AI is Coming to Healthcare Providers; Are You Ready?
By David H. Glusman, CPA/CFF, FABFA, CFS, Cr. FA, Partner, Advisory Services
Healthcare is anticipated to be one of the top industries for artificial intelligence (AI) systems. The Massachusetts Institute of Technology (MIT) says AI has the capability to transform healthcare in many different ways:
- Patient risk stratification and disease diagnosis
- Augmenting clinical workflows and patient monitoring
- Natural language processing and data analytics
- Machine learning applications
- Interoperability in machine learning
Regardless of usage, healthcare AI applications need high-quality data sources and rigorous standards. This will be particularly critical as AI tools emerge in the electronic medical records (EMR) space. Providers must consider the steps needed to ensure that their EMR system, providers, and contractors are hyper-focused on the safeguards and procedures required to protect their patient data.
Considering the rapid pace at which AI is finding its way into healthcare, here are a few basic steps to prepare and protect your organization:
1. Establish data sharing agreements
Create a formal agreement with the EMR system provider that clearly outlines the permitted use of patient data in AI systems. Specify that the data should only be used for purposes directly related to improving healthcare quality, research, or enhancing the EMR system’s functionalities. Ensure the policy aligns with relevant privacy regulations, such as the Health Insurance Portability and Accountability Act (HIPAA).
2. Conduct due diligence
Before selecting an EMR system provider, thoroughly research their reputation, track record, and security practices. Look for EMR systems that prioritize data privacy and have a strong commitment to safeguarding patient information. HIPAA provides one level of safeguards for patient data, but due diligence should include the following additional items:
- Formal board of directors oversight for AI oversight, including independent supervision
- Leading AI expertise among employees
- Formal standards for validity, transparency, security, privacy, and accountability in AI applications.
3. Request transparency
Ask the EMR system provider to be transparent regarding how patient data is used in their AI systems. Inquire about their data anonymization and de-identification processes to ensure the vendor protects patient identities from AI misuse. Transparency is also required by the vendor to the standards, algorithms, and methods used to develop the AI application.
4. Implement data access controls
Healthcare providers should have strict access controls to limit who can access patient data within the EMR system. Ensure the EMR system provider has robust security measures, such as encryption, user authentication, and audit logs, to prevent unauthorized access.
5. Monitor data usage
Regularly monitor and audit the EMR system provider’s use of patient data in AI systems. Request periodic reports on how the vendor utilizes the data and confirm that it aligns with the agreed-upon terms.
6. Stay informed about updates
Maintain open communication with the EMR system provider and stay updated on any changes or updates to their AI systems. Ensure that they promptly address any concerns or questions regarding patient data usage.
7. Train staff on data privacy and the acceptable use of AI
Educate healthcare providers and staff on data privacy best practices, including the importance of protecting patient information, the risks of data misuse, and how AI functions, or may function, in a healthcare environment. Implement policies and procedures that promote a culture of privacy and security within the organization.

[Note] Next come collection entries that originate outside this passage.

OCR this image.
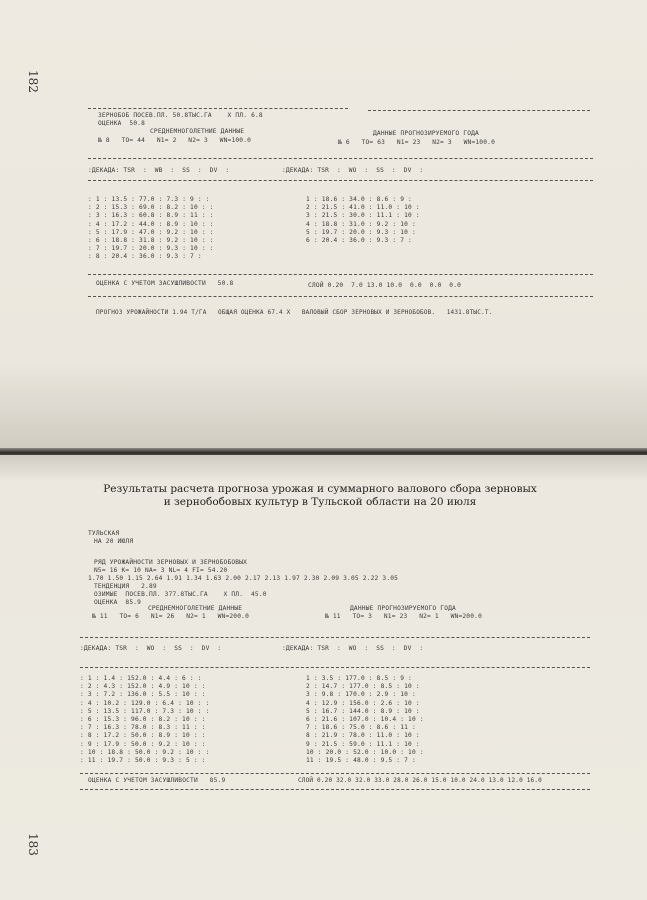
182
ЗЕРНОБОБ ПОСЕВ.ПЛ. 50.8ТЫС.ГА    Х ПЛ. 6.8
ОЦЕНКА  50.8
СРЕДНЕМНОГОЛЕТНИЕ ДАННЫЕ	ДАННЫЕ ПРОГНОЗИРУЕМОГО ГОДА
№ 8   TO= 44   N1= 2   N2= 3   WN=100.0	№ 6   TO= 63   N1= 23   N2= 3   WN=100.0
:ДЕКАДА: TSR  :  WB  :  SS  :  DV  :	:ДЕКАДА: TSR  :  WO  :  SS  :  DV  :
: 1 : 13.5 : 77.0 : 7.3 : 9 : :
: 2 : 15.3 : 69.0 : 8.2 : 10 : :
: 3 : 16.3 : 60.8 : 8.9 : 11 : :
: 4 : 17.2 : 44.0 : 8.9 : 10 : :
: 5 : 17.9 : 47.0 : 9.2 : 10 : :
: 6 : 18.8 : 31.8 : 9.2 : 10 : :
: 7 : 19.7 : 20.0 : 9.3 : 10 : :
: 8 : 20.4 : 36.0 : 9.3 : 7 :
1 : 18.6 : 34.0 : 8.6 : 9 :
2 : 21.5 : 41.0 : 11.0 : 10 :
3 : 21.5 : 30.0 : 11.1 : 10 :
4 : 18.8 : 31.0 : 9.2 : 10 :
5 : 19.7 : 20.0 : 9.3 : 10 :
6 : 20.4 : 36.0 : 9.3 : 7 :
ОЦЕНКА С УЧЕТОМ ЗАСУШЛИВОСТИ   50.8	СЛОЙ 0.20  7.0 13.0 10.0  0.0  0.0  0.0
ПРОГНОЗ УРОЖАЙНОСТИ 1.94 Т/ГА   ОБЩАЯ ОЦЕНКА 67.4 Х   ВАЛОВЫЙ СБОР ЗЕРНОВЫХ И ЗЕРНОБОБОВ.   1431.8ТЫС.Т.
Результаты расчета прогноза урожая и суммарного валового сбора зерновых
и зернобобовых культур в Тульской области на 20 июля
ТУЛЬСКАЯ
НА 20 ИЮЛЯ
РЯД УРОЖАЙНОСТИ ЗЕРНОВЫХ И ЗЕРНОБОБОВЫХ
N5= 16 K= 10 NA= 3 NL= 4 FI= 54.20
1.70 1.50 1.15 2.64 1.91 1.34 1.63 2.00 2.17 2.13 1.97 2.30 2.09 3.05 2.22 3.05
ТЕНДЕНЦИЯ   2.89
ОЗИМЫЕ  ПОСЕВ.ПЛ. 377.8ТЫС.ГА    Х ПЛ.  45.0
ОЦЕНКА  85.9
СРЕДНЕМНОГОЛЕТНИЕ ДАННЫЕ	ДАННЫЕ ПРОГНОЗИРУЕМОГО ГОДА
№ 11   TO= 6   N1= 26   N2= 1   WN=200.0	№ 11   TO= 3   N1= 23   N2= 1   WN=200.0
:ДЕКАДА: TSR  :  WO  :  SS  :  DV  :	:ДЕКАДА: TSR  :  WO  :  SS  :  DV  :
: 1 : 1.4 : 152.0 : 4.4 : 6 : :
: 2 : 4.3 : 152.0 : 4.9 : 10 : :
: 3 : 7.2 : 136.0 : 5.5 : 10 : :
: 4 : 10.2 : 129.0 : 6.4 : 10 : :
: 5 : 13.5 : 117.0 : 7.3 : 10 : :
: 6 : 15.3 : 96.0 : 8.2 : 10 : :
: 7 : 16.3 : 78.0 : 8.3 : 11 : :
: 8 : 17.2 : 50.0 : 8.9 : 10 : :
: 9 : 17.9 : 50.0 : 9.2 : 10 : :
: 10 : 18.8 : 50.0 : 9.2 : 10 : :
: 11 : 19.7 : 50.0 : 9.3 : 5 : :
1 : 3.5 : 177.0 : 8.5 : 9 :
2 : 14.7 : 177.0 : 8.5 : 10 :
3 : 9.8 : 170.0 : 2.9 : 10 :
4 : 12.9 : 156.0 : 2.6 : 10 :
5 : 16.7 : 144.0 : 8.9 : 10 :
6 : 21.6 : 107.0 : 10.4 : 10 :
7 : 18.6 : 75.0 : 8.6 : 11 :
8 : 21.9 : 78.0 : 11.0 : 10 :
9 : 21.5 : 59.0 : 11.1 : 10 :
10 : 20.0 : 52.0 : 10.0 : 10 :
11 : 19.5 : 48.0 : 9.5 : 7 :
ОЦЕНКА С УЧЕТОМ ЗАСУШЛИВОСТИ   85.9	СЛОЙ 0.20 32.0 32.0 33.0 28.0 26.0 15.0 10.0 24.0 13.0 12.0 16.0
183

8. Regularly review contracts
It is recommended to regularly review the contract with the Electronic Medical Records (EMR) system provider. This review should be done with the help of healthcare legal experts familiar with the latest developments in AI legal protections and issues. This review ensures the contract is updated and includes all necessary amendments and additional safeguards related to patient data privacy.
9. Report any concerns
If there are any suspicions or concerns about the EMR system provider’s misuse of patient data via an AI application, discuss them with legal counsel and determine if you should report the issue to the appropriate regulatory authorities or governing bodies. This will help determine if the healthcare provider should initiate an investigation and ensure proper remediation actions are taken by management or the board.
By following these steps, healthcare providers can take proactive measures to protect patient data and minimize the risk of misuse in AI systems by their EMR system provider.
AI is here, and it isn’t going away. Healthcare providers must take proactive measures to prepare for both anticipated and unanticipated uses of healthcare data. By preparing for the inevitable, healthcare providers can offer patients better experiences while reducing risk for themselves.